학술논문
Anticancer pan-ErbB inhibitors reduce inflammation and tissue injury and exert broad-spectrum antiviral effects
Document Type
article
Author
Saul, Sirle; Karim, Marwah; Ghita, Luca; Huang, Pei-Tzu; Chiu, Winston; Durán, Verónica; Lo, Chieh-Wen; Kumar, Sathish; Bhalla, Nishank; Leyssen, Pieter; Alem, Farhang; Boghdeh, Niloufar A; Tran, HoangNhu; Cohen, Courtney A; Brown, Jacquelyn A; Huie, Kathleen E; Tindle, Courtney; Sibai, Mamdouh; Ye, Chengjin; Khalil, Ahmed Magdy; Chiem, Kevin; Martinez-Sobrido, Luis; Dye, John M; Pinsky, Benjamin A; Ghosh, Pradipta; Das, Soumita; Solow-Cordero, David E; Jin, Jing; Wikswo, John P; Jochmans, Dirk; Neyts, Johan; De Jonghe, Steven; Narayanan, Aarthi; Einav, Shirit
Source
Journal of Clinical Investigation. 133(19)
Subject
Language
Abstract
Targeting host factors exploited by multiple viruses could offer broad-spectrum solutions for pandemic preparedness.
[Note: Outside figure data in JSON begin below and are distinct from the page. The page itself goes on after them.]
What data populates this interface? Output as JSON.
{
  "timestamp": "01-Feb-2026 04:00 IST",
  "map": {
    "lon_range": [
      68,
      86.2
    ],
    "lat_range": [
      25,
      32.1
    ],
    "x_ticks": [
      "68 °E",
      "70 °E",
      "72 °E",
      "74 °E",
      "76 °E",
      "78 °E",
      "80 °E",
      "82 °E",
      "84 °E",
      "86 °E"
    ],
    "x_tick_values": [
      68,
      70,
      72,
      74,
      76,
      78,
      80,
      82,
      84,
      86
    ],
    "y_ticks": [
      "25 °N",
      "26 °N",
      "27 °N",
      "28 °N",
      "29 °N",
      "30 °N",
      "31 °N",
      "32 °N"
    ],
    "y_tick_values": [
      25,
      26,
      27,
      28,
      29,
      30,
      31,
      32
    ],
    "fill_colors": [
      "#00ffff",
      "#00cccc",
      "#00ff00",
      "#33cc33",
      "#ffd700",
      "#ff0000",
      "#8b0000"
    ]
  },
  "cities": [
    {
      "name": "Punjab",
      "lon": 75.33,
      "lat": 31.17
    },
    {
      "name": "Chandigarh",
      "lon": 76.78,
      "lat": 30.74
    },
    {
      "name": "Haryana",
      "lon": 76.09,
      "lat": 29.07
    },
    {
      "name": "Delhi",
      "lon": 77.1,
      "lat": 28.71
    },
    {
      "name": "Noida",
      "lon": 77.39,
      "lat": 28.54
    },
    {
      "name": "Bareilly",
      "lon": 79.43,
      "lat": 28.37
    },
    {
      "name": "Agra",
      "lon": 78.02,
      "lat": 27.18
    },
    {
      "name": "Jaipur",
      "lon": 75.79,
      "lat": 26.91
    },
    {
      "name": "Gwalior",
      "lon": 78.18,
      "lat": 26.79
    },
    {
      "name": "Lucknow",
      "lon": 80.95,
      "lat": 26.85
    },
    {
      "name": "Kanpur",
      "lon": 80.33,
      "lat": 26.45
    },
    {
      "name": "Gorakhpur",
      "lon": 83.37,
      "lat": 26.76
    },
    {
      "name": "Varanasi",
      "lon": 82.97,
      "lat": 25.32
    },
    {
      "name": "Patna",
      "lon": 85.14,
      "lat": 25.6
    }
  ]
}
Seventeen candidates targeting diverse functions emerged in a screen of 4,413 compounds for SARS-CoV-2 inhibitors. We demonstrated that lapatinib and other approved inhibitors of the ErbB family of receptor tyrosine kinases suppress replication of SARS-CoV-2, Venezuelan equine encephalitis virus (VEEV), and other emerging viruses with a high barrier to resistance. Lapatinib suppressed SARS-CoV-2 entry and later stages of the viral life cycle and showed synergistic effect with the direct-acting antiviral nirmatrelvir. We discovered that ErbB1, ErbB2, and ErbB4 bind SARS-CoV-2 S1 protein and regulate viral and ACE2 internalization, and they are required for VEEV infection. In human lung organoids, lapatinib protected from SARS-CoV-2-induced activation of ErbB-regulated pathways implicated in non-infectious lung injury, proinflammatory cytokine production, and epithelial barrier injury. Lapatinib suppressed VEEV replication, cytokine production, and disruption of blood-brain barrier integrity in microfluidics-based human neurovascular units, and reduced mortality in a lethal infection murine model. We validated lapatinib-mediated inhibition of ErbB activity as an important mechanism of antiviral action. These findings reveal regulation of viral replication, inflammation, and tissue injury via ErbBs and establish a proof of principle for a repurposed, ErbB-targeted approach to combat emerging viruses.